Directors and other controllers of companies would be required to prove their identities under reforms to corporate transparency proposed by Companies House today. A set of measures aimed at tackling financial crime would also enable Companies House to cross-check information with other organisations.
A document published for consultation proposes what is claimed to be the biggest change since the Register of Companies was created in 1844. The announcement follows the government's proposals on corporate transparency and registration reform, published earlier this month.
Proposals fall into four main themes:
- Identity checks. 'We’re proposing that directors, people with significant control and those filing information should have their identity verified. We’re also considering whether more information should be disclosed about shareholders.’
- Improving the quality of information on the register. Companies House would have new powers to query information before it is entered on the register, making it easier to remove inaccurate information.
- Better protection of personal information. Access to the register will be ’carefully managed’, with only identified or authorised people allowed to file information.

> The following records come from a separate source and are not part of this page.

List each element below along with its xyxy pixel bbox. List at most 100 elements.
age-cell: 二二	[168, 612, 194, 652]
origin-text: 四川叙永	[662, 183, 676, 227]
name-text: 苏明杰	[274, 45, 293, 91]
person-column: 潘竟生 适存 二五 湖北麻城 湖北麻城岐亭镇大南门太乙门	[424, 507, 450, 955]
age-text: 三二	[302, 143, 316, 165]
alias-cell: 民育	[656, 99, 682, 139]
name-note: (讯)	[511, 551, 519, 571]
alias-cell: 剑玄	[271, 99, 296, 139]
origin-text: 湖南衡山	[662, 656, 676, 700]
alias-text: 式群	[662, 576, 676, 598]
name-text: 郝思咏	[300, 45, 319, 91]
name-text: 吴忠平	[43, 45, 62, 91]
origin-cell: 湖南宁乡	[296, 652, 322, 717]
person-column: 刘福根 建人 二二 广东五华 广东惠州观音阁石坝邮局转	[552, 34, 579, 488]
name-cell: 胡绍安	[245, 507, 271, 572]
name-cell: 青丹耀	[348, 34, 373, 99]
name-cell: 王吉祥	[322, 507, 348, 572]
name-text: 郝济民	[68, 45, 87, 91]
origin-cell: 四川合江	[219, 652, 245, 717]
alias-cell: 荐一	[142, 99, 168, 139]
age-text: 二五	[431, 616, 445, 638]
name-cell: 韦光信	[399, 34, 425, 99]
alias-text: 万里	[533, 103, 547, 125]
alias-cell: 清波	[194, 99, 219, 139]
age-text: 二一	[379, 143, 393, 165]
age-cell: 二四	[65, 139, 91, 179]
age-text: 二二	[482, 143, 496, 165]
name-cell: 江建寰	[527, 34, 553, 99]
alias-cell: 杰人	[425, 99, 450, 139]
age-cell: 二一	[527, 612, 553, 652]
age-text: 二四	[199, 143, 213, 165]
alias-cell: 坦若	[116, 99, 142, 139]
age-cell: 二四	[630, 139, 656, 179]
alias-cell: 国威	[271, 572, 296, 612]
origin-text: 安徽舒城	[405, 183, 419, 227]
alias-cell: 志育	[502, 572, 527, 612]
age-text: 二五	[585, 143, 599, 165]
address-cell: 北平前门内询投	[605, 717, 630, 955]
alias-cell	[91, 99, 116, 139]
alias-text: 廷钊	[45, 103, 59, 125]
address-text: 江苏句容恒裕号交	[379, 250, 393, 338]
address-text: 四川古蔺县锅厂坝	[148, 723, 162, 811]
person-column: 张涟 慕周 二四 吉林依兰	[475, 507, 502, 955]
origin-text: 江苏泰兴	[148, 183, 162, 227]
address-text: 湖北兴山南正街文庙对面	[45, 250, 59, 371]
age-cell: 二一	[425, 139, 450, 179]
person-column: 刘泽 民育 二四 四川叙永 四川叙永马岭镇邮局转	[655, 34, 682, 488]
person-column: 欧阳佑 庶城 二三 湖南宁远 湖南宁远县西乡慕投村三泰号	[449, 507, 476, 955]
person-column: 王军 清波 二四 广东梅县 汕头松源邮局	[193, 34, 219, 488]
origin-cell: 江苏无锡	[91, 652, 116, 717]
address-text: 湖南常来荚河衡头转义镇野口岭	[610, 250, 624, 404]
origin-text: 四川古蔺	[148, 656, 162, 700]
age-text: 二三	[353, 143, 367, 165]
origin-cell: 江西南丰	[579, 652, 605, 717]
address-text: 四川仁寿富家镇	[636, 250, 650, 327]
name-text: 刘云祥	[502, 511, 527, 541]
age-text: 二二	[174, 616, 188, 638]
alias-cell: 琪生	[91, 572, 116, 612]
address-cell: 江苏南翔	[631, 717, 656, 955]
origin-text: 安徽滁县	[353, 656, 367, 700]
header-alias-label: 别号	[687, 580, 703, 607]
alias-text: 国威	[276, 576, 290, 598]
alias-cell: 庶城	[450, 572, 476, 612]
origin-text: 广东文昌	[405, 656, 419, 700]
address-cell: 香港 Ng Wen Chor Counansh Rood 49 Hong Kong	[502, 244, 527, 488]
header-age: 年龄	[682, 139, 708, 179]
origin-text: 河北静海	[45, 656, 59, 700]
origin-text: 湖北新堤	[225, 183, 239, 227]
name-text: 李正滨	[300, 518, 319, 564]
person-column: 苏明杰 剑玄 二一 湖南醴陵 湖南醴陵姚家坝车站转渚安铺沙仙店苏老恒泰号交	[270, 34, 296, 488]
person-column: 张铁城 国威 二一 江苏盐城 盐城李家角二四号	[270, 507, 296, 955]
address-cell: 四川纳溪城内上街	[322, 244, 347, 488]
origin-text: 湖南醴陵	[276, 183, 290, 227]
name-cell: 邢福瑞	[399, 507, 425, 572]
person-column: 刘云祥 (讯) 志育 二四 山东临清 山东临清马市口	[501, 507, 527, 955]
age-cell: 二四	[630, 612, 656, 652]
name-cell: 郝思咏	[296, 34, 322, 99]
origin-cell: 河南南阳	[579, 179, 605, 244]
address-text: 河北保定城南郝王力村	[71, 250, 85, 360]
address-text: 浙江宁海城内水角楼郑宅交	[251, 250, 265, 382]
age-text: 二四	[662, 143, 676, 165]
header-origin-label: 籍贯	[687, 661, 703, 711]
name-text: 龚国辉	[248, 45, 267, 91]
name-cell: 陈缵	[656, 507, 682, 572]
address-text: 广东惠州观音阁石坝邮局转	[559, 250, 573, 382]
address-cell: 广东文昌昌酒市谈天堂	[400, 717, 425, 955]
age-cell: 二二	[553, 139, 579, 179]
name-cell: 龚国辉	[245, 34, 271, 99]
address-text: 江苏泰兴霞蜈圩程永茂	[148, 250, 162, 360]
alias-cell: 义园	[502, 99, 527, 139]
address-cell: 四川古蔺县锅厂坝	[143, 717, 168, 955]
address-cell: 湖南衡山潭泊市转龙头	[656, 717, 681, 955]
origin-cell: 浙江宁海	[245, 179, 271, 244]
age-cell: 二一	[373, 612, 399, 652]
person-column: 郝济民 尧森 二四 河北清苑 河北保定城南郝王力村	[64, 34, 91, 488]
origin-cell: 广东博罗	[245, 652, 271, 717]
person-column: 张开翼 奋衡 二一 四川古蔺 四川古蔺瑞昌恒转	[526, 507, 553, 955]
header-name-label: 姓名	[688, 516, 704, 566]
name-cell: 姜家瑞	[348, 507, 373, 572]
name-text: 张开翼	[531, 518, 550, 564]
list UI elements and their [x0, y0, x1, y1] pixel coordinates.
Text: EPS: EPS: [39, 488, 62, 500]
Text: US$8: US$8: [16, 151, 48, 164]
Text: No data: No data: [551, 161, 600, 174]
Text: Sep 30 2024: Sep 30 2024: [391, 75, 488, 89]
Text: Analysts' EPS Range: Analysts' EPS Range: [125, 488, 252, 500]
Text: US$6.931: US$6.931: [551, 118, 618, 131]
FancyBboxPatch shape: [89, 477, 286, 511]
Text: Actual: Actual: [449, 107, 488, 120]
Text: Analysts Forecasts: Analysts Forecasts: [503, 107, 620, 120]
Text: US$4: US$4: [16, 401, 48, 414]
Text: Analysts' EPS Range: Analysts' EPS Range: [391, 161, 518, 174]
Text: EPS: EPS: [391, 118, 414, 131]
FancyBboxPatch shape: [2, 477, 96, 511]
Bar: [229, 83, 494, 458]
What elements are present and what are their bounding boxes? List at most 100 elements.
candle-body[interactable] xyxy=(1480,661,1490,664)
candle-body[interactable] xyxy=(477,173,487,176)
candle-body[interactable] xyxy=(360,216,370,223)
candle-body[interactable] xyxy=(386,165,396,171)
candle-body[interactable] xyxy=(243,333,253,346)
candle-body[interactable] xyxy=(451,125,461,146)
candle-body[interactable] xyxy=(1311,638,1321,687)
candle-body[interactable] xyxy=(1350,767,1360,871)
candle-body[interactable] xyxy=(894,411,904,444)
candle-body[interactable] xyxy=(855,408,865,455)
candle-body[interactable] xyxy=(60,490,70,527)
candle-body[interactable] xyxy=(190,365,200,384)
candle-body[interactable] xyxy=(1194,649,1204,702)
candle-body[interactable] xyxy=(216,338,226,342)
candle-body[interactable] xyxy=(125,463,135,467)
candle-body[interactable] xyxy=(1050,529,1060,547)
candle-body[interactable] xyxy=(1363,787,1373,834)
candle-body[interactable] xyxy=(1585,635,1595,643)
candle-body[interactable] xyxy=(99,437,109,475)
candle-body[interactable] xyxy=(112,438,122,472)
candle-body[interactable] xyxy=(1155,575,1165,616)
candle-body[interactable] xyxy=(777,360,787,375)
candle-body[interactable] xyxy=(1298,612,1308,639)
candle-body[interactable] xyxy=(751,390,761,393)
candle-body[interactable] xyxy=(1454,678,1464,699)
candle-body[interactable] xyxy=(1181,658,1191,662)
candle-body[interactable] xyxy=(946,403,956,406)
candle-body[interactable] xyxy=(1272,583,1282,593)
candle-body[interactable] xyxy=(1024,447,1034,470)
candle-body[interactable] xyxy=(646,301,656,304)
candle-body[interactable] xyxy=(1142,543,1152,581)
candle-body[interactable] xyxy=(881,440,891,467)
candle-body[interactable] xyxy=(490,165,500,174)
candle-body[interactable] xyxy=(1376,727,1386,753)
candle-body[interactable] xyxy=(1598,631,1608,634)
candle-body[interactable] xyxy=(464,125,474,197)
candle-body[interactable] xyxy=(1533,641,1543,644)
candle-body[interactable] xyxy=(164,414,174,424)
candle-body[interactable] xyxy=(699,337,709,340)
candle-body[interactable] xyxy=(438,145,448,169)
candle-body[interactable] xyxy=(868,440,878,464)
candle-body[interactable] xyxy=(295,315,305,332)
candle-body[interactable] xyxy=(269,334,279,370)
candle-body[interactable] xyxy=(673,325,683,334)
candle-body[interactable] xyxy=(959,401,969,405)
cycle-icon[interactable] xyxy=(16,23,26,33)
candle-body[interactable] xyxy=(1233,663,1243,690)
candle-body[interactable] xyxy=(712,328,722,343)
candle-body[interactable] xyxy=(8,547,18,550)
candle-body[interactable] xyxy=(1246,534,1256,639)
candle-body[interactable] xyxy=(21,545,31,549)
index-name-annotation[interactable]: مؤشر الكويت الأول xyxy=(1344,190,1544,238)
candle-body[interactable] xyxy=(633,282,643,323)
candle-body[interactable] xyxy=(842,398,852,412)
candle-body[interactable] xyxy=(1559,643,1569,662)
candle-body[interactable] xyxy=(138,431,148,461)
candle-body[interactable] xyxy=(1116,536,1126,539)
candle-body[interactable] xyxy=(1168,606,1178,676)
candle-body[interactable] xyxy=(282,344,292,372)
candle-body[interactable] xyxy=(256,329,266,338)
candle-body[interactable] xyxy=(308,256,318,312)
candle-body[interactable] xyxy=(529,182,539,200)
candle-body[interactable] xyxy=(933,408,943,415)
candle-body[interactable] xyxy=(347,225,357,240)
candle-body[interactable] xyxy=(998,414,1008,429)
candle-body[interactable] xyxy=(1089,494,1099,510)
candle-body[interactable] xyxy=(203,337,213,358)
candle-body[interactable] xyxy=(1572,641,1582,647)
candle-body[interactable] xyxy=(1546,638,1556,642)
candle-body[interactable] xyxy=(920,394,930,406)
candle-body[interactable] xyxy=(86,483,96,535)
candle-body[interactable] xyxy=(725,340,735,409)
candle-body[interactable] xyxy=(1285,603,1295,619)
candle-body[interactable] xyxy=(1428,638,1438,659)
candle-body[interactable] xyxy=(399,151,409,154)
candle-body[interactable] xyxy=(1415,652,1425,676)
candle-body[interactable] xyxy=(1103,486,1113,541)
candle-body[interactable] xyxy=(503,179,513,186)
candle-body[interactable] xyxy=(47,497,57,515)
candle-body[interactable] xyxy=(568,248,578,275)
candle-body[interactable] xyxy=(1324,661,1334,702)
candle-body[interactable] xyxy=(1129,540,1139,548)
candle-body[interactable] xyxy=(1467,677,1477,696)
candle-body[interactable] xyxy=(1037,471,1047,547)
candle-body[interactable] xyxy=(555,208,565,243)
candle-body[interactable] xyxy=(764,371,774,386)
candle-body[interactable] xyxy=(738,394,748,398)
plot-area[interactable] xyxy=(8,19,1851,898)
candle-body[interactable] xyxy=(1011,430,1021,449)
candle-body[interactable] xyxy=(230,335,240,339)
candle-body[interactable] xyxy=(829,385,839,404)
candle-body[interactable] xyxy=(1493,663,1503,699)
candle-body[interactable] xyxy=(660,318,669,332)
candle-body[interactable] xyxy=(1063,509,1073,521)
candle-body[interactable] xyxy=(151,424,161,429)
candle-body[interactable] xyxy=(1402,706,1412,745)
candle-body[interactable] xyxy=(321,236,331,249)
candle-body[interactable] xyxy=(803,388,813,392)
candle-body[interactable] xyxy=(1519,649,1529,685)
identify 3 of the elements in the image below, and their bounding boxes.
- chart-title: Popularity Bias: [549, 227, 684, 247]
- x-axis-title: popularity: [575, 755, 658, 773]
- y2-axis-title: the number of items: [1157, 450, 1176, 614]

Sensitive information will also be better protected.
- Enabling cross-checking of Companies House data against data held by other organisations. ’We want to see the exchange of intelligence made easier so we can quickly identify possible criminal behaviour.’
Campaign group Transparency International UK described the announcement as a step in the right direction. 'The system at the moment where you can set up a company without even producing a passport is not fit for purpose,' said Ben Cowdock, senior research officer. He strongly welcomed the proposal to give Companies House more power to check data. 'For example of 4 million UK companies, more than 300,000 claim they don't have or can't find a beneficial owner. That needs to be fixed.'
The government's consultation closes on 5 August.